One of those artists is Sawsan Al Bahar, whose Leaves of Time will be on display from now until April 2. The artist nearly won the Christo and Jeanne-Claude Award, and it’s easy to see why. The piece is an installation that symbolizes the suspended state experienced by Palestinian refugees as they flee their homes for a foreign land, often never feeling as if they belong but yet unable to return to their homes, according to The National. It is made up of sculpted pieces that hang in midair.

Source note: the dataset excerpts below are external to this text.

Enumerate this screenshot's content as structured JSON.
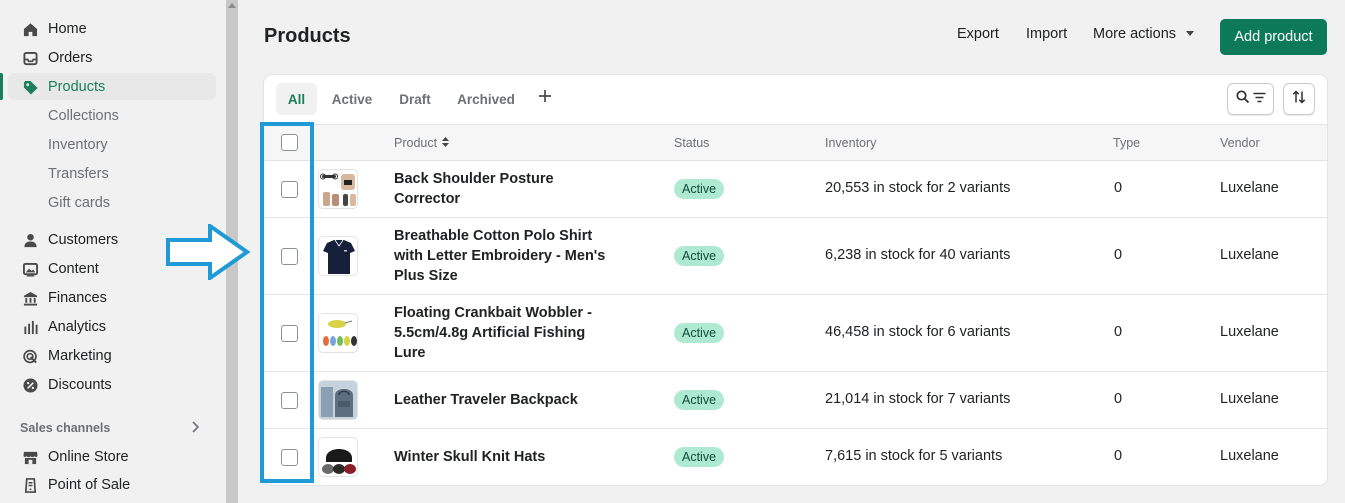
{
  "sidebar": {
    "items": [
      {
        "label": "Home",
        "icon": "home-icon"
      },
      {
        "label": "Orders",
        "icon": "inbox-icon"
      },
      {
        "label": "Products",
        "icon": "tag-icon"
      },
      {
        "label": "Collections"
      },
      {
        "label": "Inventory"
      },
      {
        "label": "Transfers"
      },
      {
        "label": "Gift cards"
      },
      {
        "label": "Customers",
        "icon": "person-icon"
      },
      {
        "label": "Content",
        "icon": "image-icon"
      },
      {
        "label": "Finances",
        "icon": "bank-icon"
      },
      {
        "label": "Analytics",
        "icon": "bar-chart-icon"
      },
      {
        "label": "Marketing",
        "icon": "target-icon"
      },
      {
        "label": "Discounts",
        "icon": "discount-icon"
      }
    ],
    "section_title": "Sales channels",
    "channels": [
      {
        "label": "Online Store",
        "icon": "store-icon"
      },
      {
        "label": "Point of Sale",
        "icon": "pos-icon"
      }
    ]
  },
  "header": {
    "title": "Products",
    "export_label": "Export",
    "import_label": "Import",
    "more_actions_label": "More actions",
    "add_product_label": "Add product"
  },
  "tabs": [
    {
      "label": "All"
    },
    {
      "label": "Active"
    },
    {
      "label": "Draft"
    },
    {
      "label": "Archived"
    }
  ],
  "table": {
    "columns": [
      "Product",
      "Status",
      "Inventory",
      "Type",
      "Vendor"
    ],
    "rows": [
      {
        "name": "Back Shoulder Posture Corrector",
        "status": "Active",
        "inventory": "20,553 in stock for 2 variants",
        "type": "0",
        "vendor": "Luxelane"
      },
      {
        "name": "Breathable Cotton Polo Shirt with Letter Embroidery - Men's Plus Size",
        "status": "Active",
        "inventory": "6,238 in stock for 40 variants",
        "type": "0",
        "vendor": "Luxelane"
      },
      {
        "name": "Floating Crankbait Wobbler - 5.5cm/4.8g Artificial Fishing Lure",
        "status": "Active",
        "inventory": "46,458 in stock for 6 variants",
        "type": "0",
        "vendor": "Luxelane"
      },
      {
        "name": "Leather Traveler Backpack",
        "status": "Active",
        "inventory": "21,014 in stock for 7 variants",
        "type": "0",
        "vendor": "Luxelane"
      },
      {
        "name": "Winter Skull Knit Hats",
        "status": "Active",
        "inventory": "7,615 in stock for 5 variants",
        "type": "0",
        "vendor": "Luxelane"
      }
    ]
  },
  "colors": {
    "accent": "#1a7f5a",
    "primary_button": "#0d7a57",
    "badge_bg": "#aee9d1",
    "annotation": "#1f9ad6"
  }
}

Photo Credit: Sawsan Al Bahar
Each piece bears an important date since the 1948 Day of Catastrophe. Al Bahar said she got her inspiration from old Arabic calendars. All of the components look like sheets of paper blowing around and are meant to be images of moments in Palestinian history that will always be frozen in time.
Noor Al Suwaidi took the opposite tactic, choosing instead to purposely focus on the beautiful things in life rather than the chaos, tragedy and political turmoil that have gripped the Middle East for years. Her exhibition Ode to the Bouquets is a departure from her usual work, which usually focuses on forms and figures.
Noor Al Suwaidi shared this image via her Instagram account:
Photo Credit: Noor Al Suwaidi; via her Instagram account.
Her inspiration was an exhibition of 19th century floral pieces she viewed at the Dallas Museum of Art. She got to thinking of the pastels and bright colors of her childhood and of nature and wants to encourage people to take time to stop and see the beauty around them or “smell the roses,” so to speak. Two pieces from Al Suwaidi’s exhibition will be on display at the Emirates Palace through April 20.
The third artist whose work is on display at the Emirates Palace is Fatma Lootah, whose work calls attention to the ever-widening gap between generations. One digital painting shows a grandfather, and on both sides are paintings that depict young boys.
Between them is a sand-filled frame that’s meant to signify the gap between the oldest and youngest generations. The sand is also meant to remind Emiratis of the true wealth that lies in their desert, which was where their wealth came from before the oil boom. She wants to urge Emiratis to remain connected to the desert and nature.
The collection of pieces is called Perfume of the Earth and is meant to call the attention of the younger generation to the importance of the older generation and all the knowledge it has to offer, as well as the foundation it has provided for today’s younger generation.
Artworks by Fatma Lootah and Noor Al Suwaidi will go on display from Saturday until April 20 at the Emirates Palace gallery. Sawsan Al Bahar’s paintings will be shown until April 2 at the hotel’s auditorium foyer.